Scalability and expandability factors were considered as early as summer 2003, but were postponed until later (and they’re now part of the design plans of the C++ version). In 2003 many people were complaining about how Skyscraper only simulated a single building, and couldn’t allow people to design others. I explained to them that Skyscraper was still in an early stage, and that the ability to load other buildings as data files is nowhere near easy. Many people also were practically drooling over the thought of having multiplayer deathmatch support in the program, but I explained that I needed to finish more of the main simulation before I start working on multiplayer features. For a while I also had the idea of creating a building designer applet inside the program, which would allow the user to create their own building and save it into a data file, which could then be loaded by the simulation. The original ideas called for a simplistic CAD-like interface that would allow the person to visually create what I had manually coded. I expanded on that idea recently by planning a single player portion of the simulation engine, which would allow the user to create the building during the simulation, and would make it operate very similar to both Sim Tower and Yoot Tower (sequel). All of these ideas will require a massive amount of coding, and so a team of developers would greatly help out.

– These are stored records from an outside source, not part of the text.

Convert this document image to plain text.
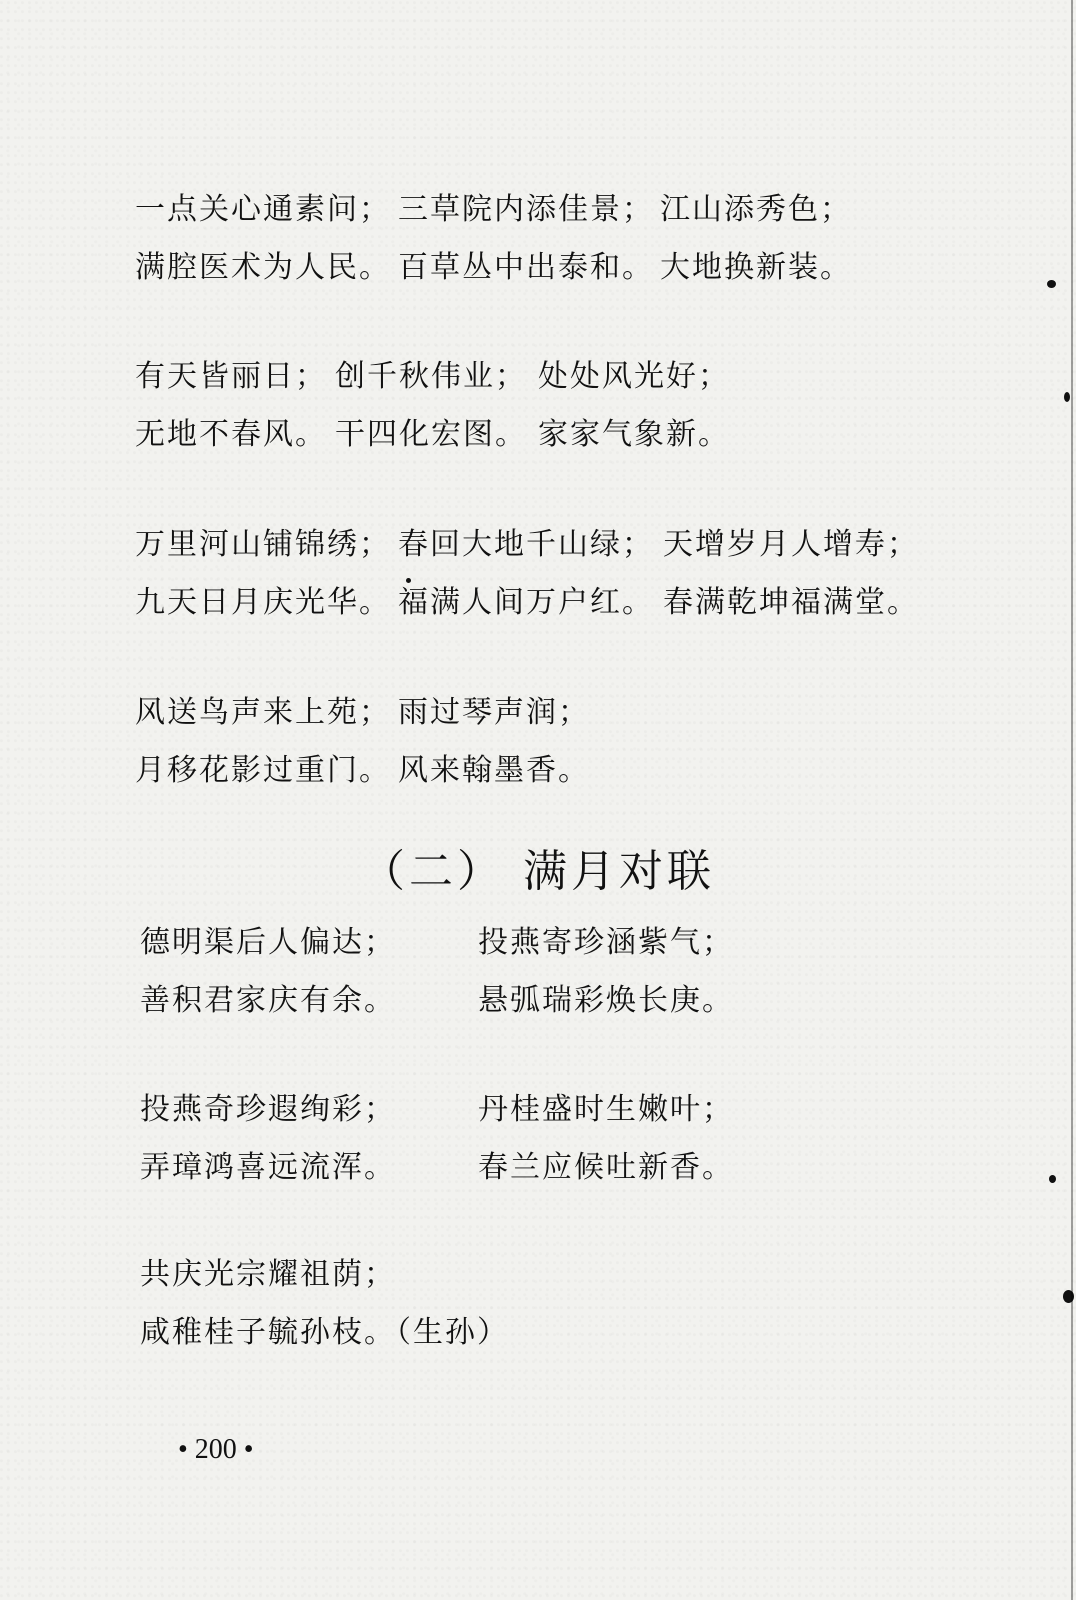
一点关心通素问；
满腔医术为人民。
三草院内添佳景；
百草丛中出泰和。
江山添秀色；
大地换新装。
有天皆丽日；
无地不春风。
创千秋伟业；
干四化宏图。
处处风光好；
家家气象新。
万里河山铺锦绣；
九天日月庆光华。
春回大地千山绿；
福满人间万户红。
天增岁月人增寿；
春满乾坤福满堂。
风送鸟声来上苑；
月移花影过重门。
雨过琴声润；
风来翰墨香。
（二） 满月对联
德明渠后人偏达；
善积君家庆有余。
投燕寄珍涵紫气；
悬弧瑞彩焕长庚。
投燕奇珍遐绚彩；
弄璋鸿喜远流浑。
丹桂盛时生嫩叶；
春兰应候吐新香。
共庆光宗耀祖荫；
咸稚桂子毓孙枝。（生孙）
• 200 •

Skyscraper version 2.0 (of which 1.1 alpha is part of) calls for a highly realistic, real-time, 3D first person simulation of buildings loaded via data files. It also calls for a building designer application that will allow users to create their own buildings and simulate them, single-player elements similar to Sim Tower and Yoot Tower, and multi-player elements such as deathmatch or capture-the-flag scenarios. Everything possible will be simulated, including all the regular parts of buildings (rooms, elevators, stairs, etc), but also crawlspaces, air ducts, elevator shafts, elevator escape hatches, breakable windows, pipe shafts, and lots more. The Visual Basic version of 1.1 alpha currently has an abstraction layer for the 3rd party 3D graphics engine, so that the current one (TrueVision3D) can be replaced by another (CrystalSpace 3D) with very little effort. The entire building simulation system will be contained in a series of DLL files, and is currently called the Scalable Building Simulator, or SBS. The program’s application file (EXE file) will only be the graphical front-end for SBS; everything else will be either handled internally by SBS or by other DLL libraries that would use the SBS API. This way, the program becomes an actual backend simulation engine that can be linked with other applications. It will use the wxWidgets library as the GUI toolkit, thus eventually allowing it to be seamlessly multiplatform (for Windows, MacOS, Linux, BSD, Solaris, IRIX, etc).